Revenue
Lets take two examples: Microsoft and a company that sells high-end foreign currency trading systems. Both these companies sell software, but their markets are very different.
Microsoft's customer base is enormous, potentially the total number of PC's in the world, approximately 2 billion by 2012, so even charging a fairly low price of, say, £50 and you only have 25% of that market (new PC's being only a fraction of the whole) you're looking at £25 billion. Actually, MS made $62 billion revenue last year, about £37 billion, but it's still more money than I made.
For the trading system, the market is very small, about twenty customers at most so, in order to make money, you have to charge enough per unit to make it worthwhile, say, £250000. That gives you a total of about £5 million. If you also charge £100000 for an annual maintenance contract (included the price for the first year) and you get one customer per year, on average, you're looking at £350k the second year, £450k the third and so on. If you do get twenty, you make around £2 million a year. This sounds like a lot, but read on.
Most companies have a model similar to the latter, but with a lot more customers, and a correspondingly lower price.
Costs
The flip side of revenue is costs. This can be separated into operating costs and overheads.
Overheads are things like the rent of any accommodation, servicing bank loans, the costs of having an accountant or lawyer. Anything you have to pay regularly irrespective of how big you are.
Operating costs are usually wages and the taxes that go along with them, plus capital gains and corporation tax. Say a software developer or analyst or tester costs £40k a year. A team of four developers plus an analyst and/or a tester and/or a support person will set you back £280k. A software developer can write about 10 - 20,000 lines of code a year, so it will take four developers upwards of two and a half years to write 200,000 lines, which is the initial size of a system with any degree of useful functionality. Remember that there's no revenue so far (you've no system to sell) so you'll be down £700k by the time it's built.
There are things you can do to short-cut this:
- Employing a framework of some kind will cut down the amount of code you have to write by anything up to 50%. If that is the case, you can reduce the number of programmers or reduce the time to market. It also increases the reliability, as the framework will have been used by others and a lot of the bugs will have been sorted out. Think Hibernate/NHibernate for Java and .Net. Spring for Java, etc.
- You can use CASE tools which can generate code from models. They've always been of dubious value in a project, especially where reverse engineering is concerned, but if you're starting out, it might save time.
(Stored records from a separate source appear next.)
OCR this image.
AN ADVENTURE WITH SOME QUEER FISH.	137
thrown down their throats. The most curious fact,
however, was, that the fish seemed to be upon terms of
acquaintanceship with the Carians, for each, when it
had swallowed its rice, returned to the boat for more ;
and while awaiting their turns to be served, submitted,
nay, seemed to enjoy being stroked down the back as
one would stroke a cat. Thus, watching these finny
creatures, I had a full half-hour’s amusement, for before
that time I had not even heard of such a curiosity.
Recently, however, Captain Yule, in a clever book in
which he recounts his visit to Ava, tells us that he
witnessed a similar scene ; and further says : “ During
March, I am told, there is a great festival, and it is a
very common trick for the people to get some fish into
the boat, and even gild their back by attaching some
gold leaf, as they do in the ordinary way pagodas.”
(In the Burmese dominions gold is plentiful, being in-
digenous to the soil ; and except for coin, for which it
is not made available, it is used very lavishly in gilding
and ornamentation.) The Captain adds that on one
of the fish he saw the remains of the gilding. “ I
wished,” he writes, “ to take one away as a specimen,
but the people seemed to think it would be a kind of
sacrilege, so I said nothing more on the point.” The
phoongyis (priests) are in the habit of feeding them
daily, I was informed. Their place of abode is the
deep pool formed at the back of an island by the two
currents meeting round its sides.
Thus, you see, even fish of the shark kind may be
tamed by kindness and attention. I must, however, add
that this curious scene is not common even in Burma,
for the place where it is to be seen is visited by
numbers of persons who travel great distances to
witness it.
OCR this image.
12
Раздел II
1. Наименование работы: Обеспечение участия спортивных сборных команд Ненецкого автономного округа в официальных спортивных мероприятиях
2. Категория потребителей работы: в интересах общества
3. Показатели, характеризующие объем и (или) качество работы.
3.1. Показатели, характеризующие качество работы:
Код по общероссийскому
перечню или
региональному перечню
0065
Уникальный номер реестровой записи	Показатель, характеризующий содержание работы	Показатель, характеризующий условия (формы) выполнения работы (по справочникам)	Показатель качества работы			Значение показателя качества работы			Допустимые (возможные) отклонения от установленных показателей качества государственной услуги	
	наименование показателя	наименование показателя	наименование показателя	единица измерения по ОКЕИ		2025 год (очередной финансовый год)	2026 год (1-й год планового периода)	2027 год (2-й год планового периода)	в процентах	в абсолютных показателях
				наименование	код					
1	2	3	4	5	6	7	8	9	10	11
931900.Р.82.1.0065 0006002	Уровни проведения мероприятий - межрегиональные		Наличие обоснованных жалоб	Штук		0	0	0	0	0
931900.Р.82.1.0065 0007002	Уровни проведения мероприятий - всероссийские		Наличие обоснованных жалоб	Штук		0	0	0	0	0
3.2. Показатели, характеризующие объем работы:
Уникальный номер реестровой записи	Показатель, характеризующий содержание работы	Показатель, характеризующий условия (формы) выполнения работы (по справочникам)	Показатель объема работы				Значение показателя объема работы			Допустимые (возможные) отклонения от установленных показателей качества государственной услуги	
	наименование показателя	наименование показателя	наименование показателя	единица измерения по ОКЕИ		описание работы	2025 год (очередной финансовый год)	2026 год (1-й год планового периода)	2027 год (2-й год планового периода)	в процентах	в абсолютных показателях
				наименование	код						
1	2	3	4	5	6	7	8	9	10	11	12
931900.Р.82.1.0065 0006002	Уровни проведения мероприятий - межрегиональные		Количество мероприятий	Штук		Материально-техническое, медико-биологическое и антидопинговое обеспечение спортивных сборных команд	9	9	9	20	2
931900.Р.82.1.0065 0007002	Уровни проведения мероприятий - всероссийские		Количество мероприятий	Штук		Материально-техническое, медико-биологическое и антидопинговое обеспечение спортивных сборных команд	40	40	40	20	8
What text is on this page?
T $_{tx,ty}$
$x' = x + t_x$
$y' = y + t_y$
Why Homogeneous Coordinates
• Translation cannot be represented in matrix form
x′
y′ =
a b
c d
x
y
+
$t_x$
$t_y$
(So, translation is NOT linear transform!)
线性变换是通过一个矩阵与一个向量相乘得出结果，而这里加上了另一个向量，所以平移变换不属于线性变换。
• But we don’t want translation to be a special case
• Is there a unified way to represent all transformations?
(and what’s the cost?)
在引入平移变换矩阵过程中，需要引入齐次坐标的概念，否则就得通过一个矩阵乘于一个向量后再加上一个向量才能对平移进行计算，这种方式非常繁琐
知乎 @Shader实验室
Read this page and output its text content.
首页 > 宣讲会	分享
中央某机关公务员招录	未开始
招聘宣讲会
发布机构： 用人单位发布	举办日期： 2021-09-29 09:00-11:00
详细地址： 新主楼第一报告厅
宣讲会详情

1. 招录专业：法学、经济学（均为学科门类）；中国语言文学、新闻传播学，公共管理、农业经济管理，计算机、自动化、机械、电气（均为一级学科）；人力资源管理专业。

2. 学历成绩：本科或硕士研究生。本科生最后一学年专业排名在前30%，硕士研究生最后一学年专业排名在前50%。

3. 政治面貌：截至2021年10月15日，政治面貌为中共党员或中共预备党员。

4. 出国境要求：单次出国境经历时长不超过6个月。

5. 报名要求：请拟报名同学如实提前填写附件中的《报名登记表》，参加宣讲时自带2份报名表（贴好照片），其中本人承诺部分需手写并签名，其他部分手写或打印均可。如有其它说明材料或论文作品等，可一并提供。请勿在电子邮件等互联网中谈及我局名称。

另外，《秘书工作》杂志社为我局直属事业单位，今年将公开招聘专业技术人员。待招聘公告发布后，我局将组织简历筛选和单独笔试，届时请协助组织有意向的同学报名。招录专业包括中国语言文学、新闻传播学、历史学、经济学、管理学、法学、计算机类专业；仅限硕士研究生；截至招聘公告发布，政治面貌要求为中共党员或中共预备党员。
- Open source will reduce the licensing fees, but it's worth taking into account that something which purports to be open source as a development license turns out not to be when you're rolling it out to a customer (see MySQL).
- You can reduce the wage bill by only having minimum wage for the first couple of years and offering stock options: jam tomorrow, so to speak. Minimum wage in the UK is £6.08 an hour which works out at about £13k a year.
- Working from home saves on overheads and is the basis of a lot of start-ups, plus you've always got tele-commuting.
Competitive Advantage
Obviously, you're not the only company selling software products, and you will be competing with other companies even before you start selling. To compete successfully, you have to have a competitive advantage. This is something that your company has that customers want that the others don't, or don't have a lot of. The classic example of this is Google, who have such a large advantage over their rivals that even the mighty Microsoft has problems competing. It's so large, in fact, that it's referred to as a "moat".
There are many different advantages, but the main ones are price, quality (both of the product and the support) and functionality.
- Price is a reflection of cost (see above). If you're cheaper than your competitors, your customers will come to you, not them, but you have to keep your costs down.
- Quality is how good your software is at doing it's job. Bugs will also cost you money to fix as the customer is not going to pay for you to fix them (but that should be covered in the maintenance agreement). Also the amount of knowledge your support people have counts as quality.
- Functionality is how much work your software does for your customer and how much money it saves him. If your software connects to an external system and, say, creates foreign exchange trades, it means that your customer doesn't have to spend time extracting information to a file from your system and uploading it into the other or, God forbid, creating the trades by hand.
What if it all goes wrong?
You've set up a business and you're eighteen months in. There are no customers to be seen and what one's you have already have a system which is more functional than yours but not as pretty or reliable. Your competitors outclass you at everything apart from the software and are even cheaper than you because they are big enough to undercut you and make a loss just to put you out of business. What have you got to show for your efforts apart from the bills and a load of software nobody wants?
You.
You've been running a business for eighteen months and gained an insight into what it's like to do so. You may have gained desirable skills, such as .Net, Java, PHP or Ruby which you can sell to another company, whether permanently or on contract.
This all sounds very positive, but commerce is littered with dead firms who tried and failed. If you're young, you still have a career ahead of you and the optimism of better times, but when you are middle aged, everything looks uncertain.